People with COVID-19 have had a wide range of symptoms reported – ranging from mild symptoms to severe illness. Symptoms may appear 2-14 days after exposure to the virus. People with these symptoms may have COVID-19:
 
Fever or chills
Cough
Shortness of breath or difficulty breathing
Fatigue
Muscle or body aches
Headache
New loss of taste or smell
Sore throat
Congestion or runny nose
Nausea or vomiting
Diarrhea
 
This list does not include all possible symptoms.
CDC will continue to update this list as we learn more about COVID-19.
 
Person-to-person spread
 
The virus is thought to spread mainly from person-to-person.
Between people who are in close contact with one another (within about 6 feet).
Through respiratory droplets produced when an infected person coughs, sneezes or talks.
These droplets can land in the mouths or noses of people who are nearby or possibly be inhaled into the lungs.
Some recent studies have suggested that COVID-19 may be spread by people who are not showing symptoms.
Maintaining good social distance (about 6 feet) is very important in preventing the spread of COVID-19

Spread from contact with contaminated surfaces or objects
 
It may be possible that a person can get COVID-19 by touching a surface or object that has the virus on it and then touching their own mouth, nose, or possibly their eyes. This is not thought to be the main way the virus spreads, but we are still learning more about this virus. CDC recommends people practice frequent “hand hygiene,” which is either washing hands with soap or water or using an alcohol-based hand rub. CDC also recommends routine cleaning of frequently touched surfaces.
 
How easily a virus spreads from person-to-person can vary. Some viruses are highly contagious, like measles, while other viruses do not spread as easily.

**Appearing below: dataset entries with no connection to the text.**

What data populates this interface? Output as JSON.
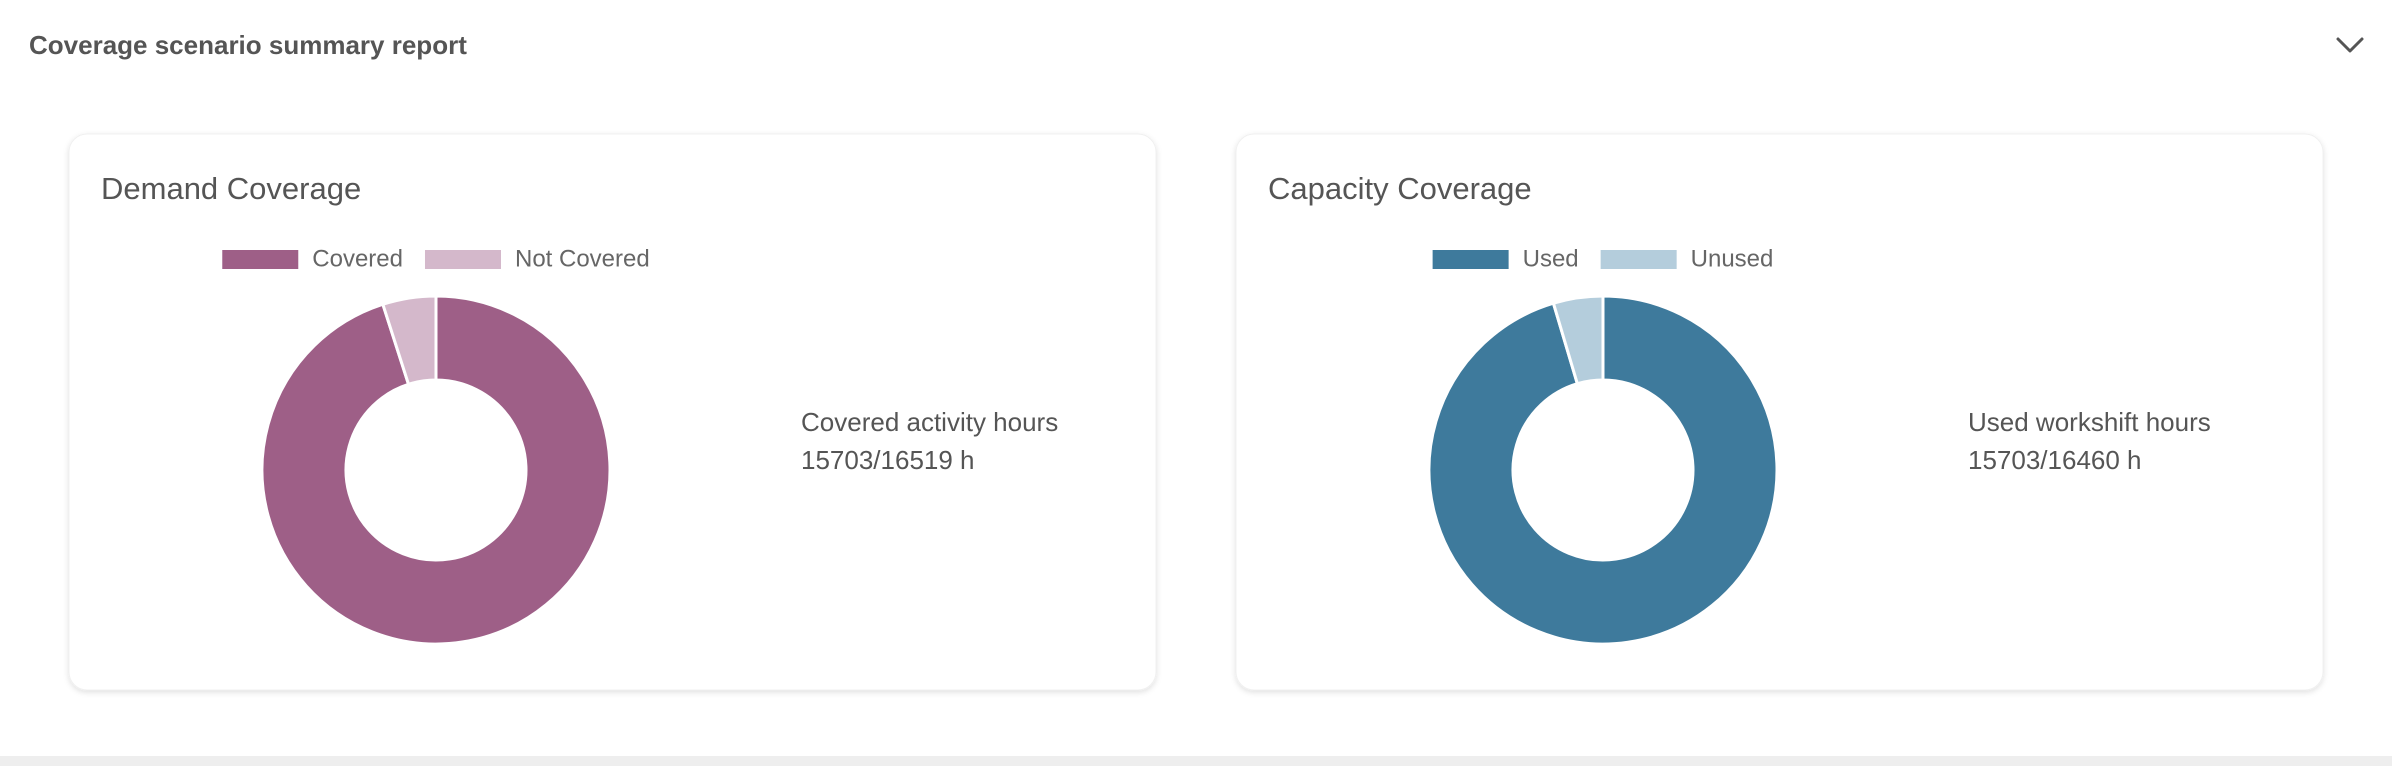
{
  "header": {
    "title": "Coverage scenario summary report"
  },
  "chart_data": [
    {
      "type": "doughnut",
      "title": "Demand Coverage",
      "categories": [
        "Covered",
        "Not Covered"
      ],
      "values": [
        15703,
        816
      ],
      "colors": [
        "#9e5f87",
        "#d4b8cb"
      ],
      "summary_label": "Covered activity hours",
      "summary_value": "15703/16519 h"
    },
    {
      "type": "doughnut",
      "title": "Capacity Coverage",
      "categories": [
        "Used",
        "Unused"
      ],
      "values": [
        15703,
        757
      ],
      "colors": [
        "#3e7a9c",
        "#b4cddc"
      ],
      "summary_label": "Used workshift hours",
      "summary_value": "15703/16460 h"
    }
  ]
}
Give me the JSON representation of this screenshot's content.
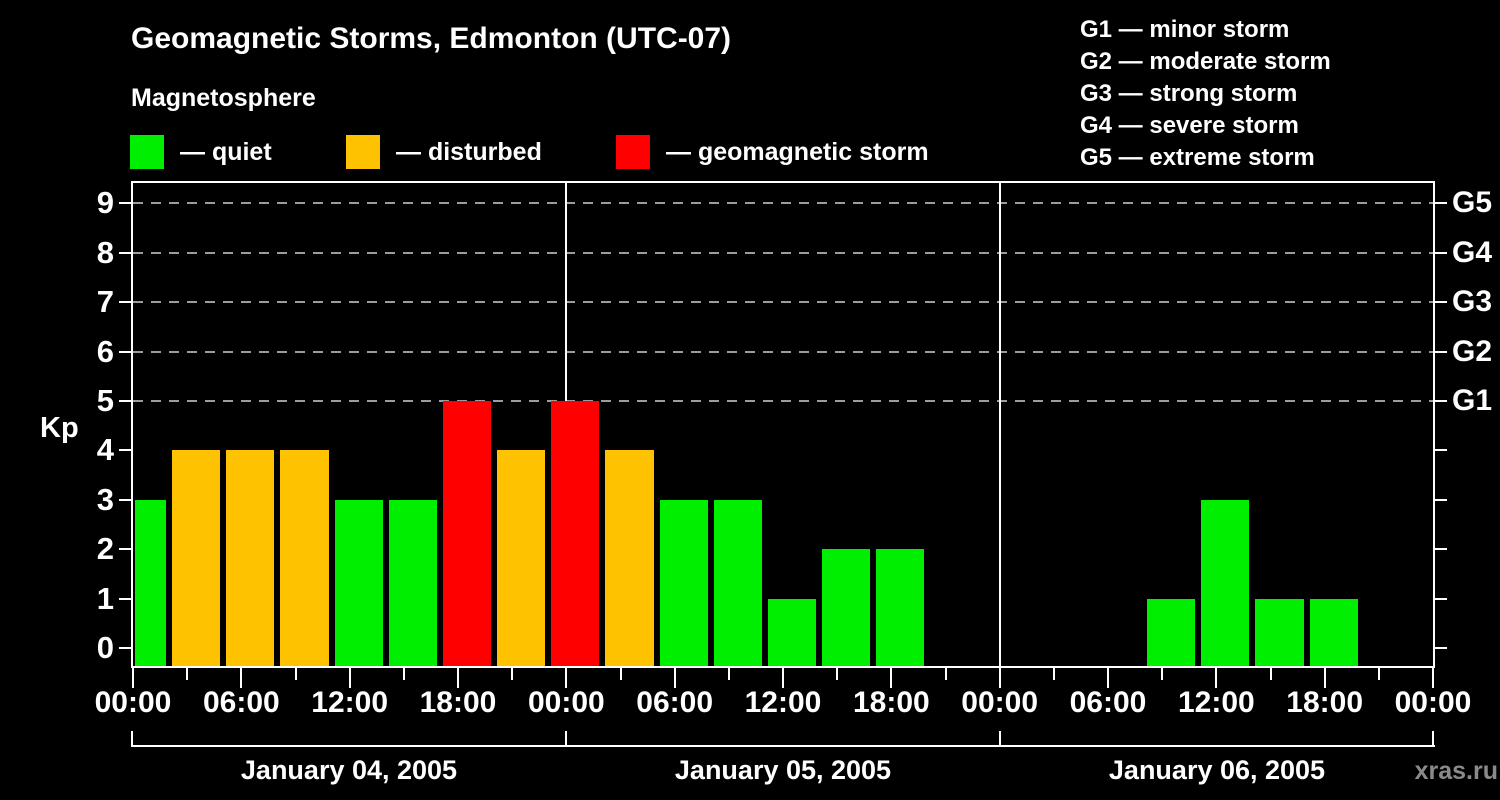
{
  "chart_data": {
    "type": "bar",
    "title": "Geomagnetic Storms, Edmonton (UTC-07)",
    "subtitle": "Magnetosphere",
    "ylabel": "Kp",
    "ylim": [
      0,
      9.4
    ],
    "y_ticks": [
      0,
      1,
      2,
      3,
      4,
      5,
      6,
      7,
      8,
      9
    ],
    "x_unit": "hours since Jan 04 00:00 local time",
    "x_hours_range": [
      0,
      72
    ],
    "x_tick_interval_hours": 6,
    "minor_tick_interval_hours": 3,
    "x_tick_labels": [
      "00:00",
      "06:00",
      "12:00",
      "18:00",
      "00:00",
      "06:00",
      "12:00",
      "18:00",
      "00:00",
      "06:00",
      "12:00",
      "18:00",
      "00:00"
    ],
    "dashed_gridlines_kp": [
      5,
      6,
      7,
      8,
      9
    ],
    "day_boundaries_hours": [
      24,
      48
    ],
    "days": [
      {
        "label": "January 04, 2005"
      },
      {
        "label": "January 05, 2005"
      },
      {
        "label": "January 06, 2005"
      }
    ],
    "status_colors": {
      "quiet": "#00ee00",
      "disturbed": "#ffc200",
      "storm": "#ff0000"
    },
    "legend": [
      {
        "status": "quiet",
        "label": "— quiet"
      },
      {
        "status": "disturbed",
        "label": "— disturbed"
      },
      {
        "status": "storm",
        "label": "— geomagnetic storm"
      }
    ],
    "g_legend": [
      "G1 — minor storm",
      "G2 — moderate storm",
      "G3 — strong storm",
      "G4 — severe storm",
      "G5 — extreme storm"
    ],
    "right_axis_labels": [
      {
        "text": "G1",
        "kp": 5
      },
      {
        "text": "G2",
        "kp": 6
      },
      {
        "text": "G3",
        "kp": 7
      },
      {
        "text": "G4",
        "kp": 8
      },
      {
        "text": "G5",
        "kp": 9
      }
    ],
    "bars": [
      {
        "start": 0,
        "end": 2,
        "kp": 3,
        "status": "quiet"
      },
      {
        "start": 2,
        "end": 5,
        "kp": 4,
        "status": "disturbed"
      },
      {
        "start": 5,
        "end": 8,
        "kp": 4,
        "status": "disturbed"
      },
      {
        "start": 8,
        "end": 11,
        "kp": 4,
        "status": "disturbed"
      },
      {
        "start": 11,
        "end": 14,
        "kp": 3,
        "status": "quiet"
      },
      {
        "start": 14,
        "end": 17,
        "kp": 3,
        "status": "quiet"
      },
      {
        "start": 17,
        "end": 20,
        "kp": 5,
        "status": "storm"
      },
      {
        "start": 20,
        "end": 23,
        "kp": 4,
        "status": "disturbed"
      },
      {
        "start": 23,
        "end": 26,
        "kp": 5,
        "status": "storm"
      },
      {
        "start": 26,
        "end": 29,
        "kp": 4,
        "status": "disturbed"
      },
      {
        "start": 29,
        "end": 32,
        "kp": 3,
        "status": "quiet"
      },
      {
        "start": 32,
        "end": 35,
        "kp": 3,
        "status": "quiet"
      },
      {
        "start": 35,
        "end": 38,
        "kp": 1,
        "status": "quiet"
      },
      {
        "start": 38,
        "end": 41,
        "kp": 2,
        "status": "quiet"
      },
      {
        "start": 41,
        "end": 44,
        "kp": 2,
        "status": "quiet"
      },
      {
        "start": 56,
        "end": 59,
        "kp": 1,
        "status": "quiet"
      },
      {
        "start": 59,
        "end": 62,
        "kp": 3,
        "status": "quiet"
      },
      {
        "start": 62,
        "end": 65,
        "kp": 1,
        "status": "quiet"
      },
      {
        "start": 65,
        "end": 68,
        "kp": 1,
        "status": "quiet"
      }
    ],
    "grid_color": "#9c9c9c",
    "watermark": "xras.ru"
  }
}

Another factor is whether the spread is sustained, which means it goes from person-to-person without stopping.
The virus that causes COVID-19 is spreading very easily and sustainably between people.
Information from the ongoing COVID-19 pandemic suggest that this virus is spreading more efficiently than influenza, but not as efficiently as measles, which is highly contagious.
Additional Resources and Information
For more information on Covid-19 check the resources below:
 
CDC.gov 
 
OH
For more details and the latest information on Ohio’s response please visit:
https://coronavirus.ohio.gov/wps/portal/gov/covid-19/home
 
 
PA
For more details and the latest information on Pennsylvania’s response please visit:
 

WV

For more details and the latest information on West Virginia’s response please visit:

https://dhhr.wv.gov/COVID-19/Pages/default.aspx

Religious entities and institutions should further consider implementing the following best practices:

  • Adding additional service times to facilitate proper distancing.
  • Ensuring all attendees sanitize their hands and put on a mask or face covering before entering the building.
  • Equipping ushers and greeters with gloves and masks, or eliminating greeters all together.
  • Ask all attendees who have an underlying at-risk health condition to stay home and watch the services online.
  • Restricting seating to every other pew.
  • Ensuring attendees sit with their immediate family unit, and use physical distancing between each unit.
  • Clergy could dismiss attendees by family unit in order to maintain physical distancing.
  • Staff should sanitize seats and frequently used surfaces between services. Consider keeping childcare closed, unless the place of worship can comply with CDC guidelines for childcare facilities.
  • Consider refraining from passing collection plates and instead provide a central collection box or encourage online giving.
  • Consider how the sacraments can be administered without attendees having to touch the same surfaces and objects.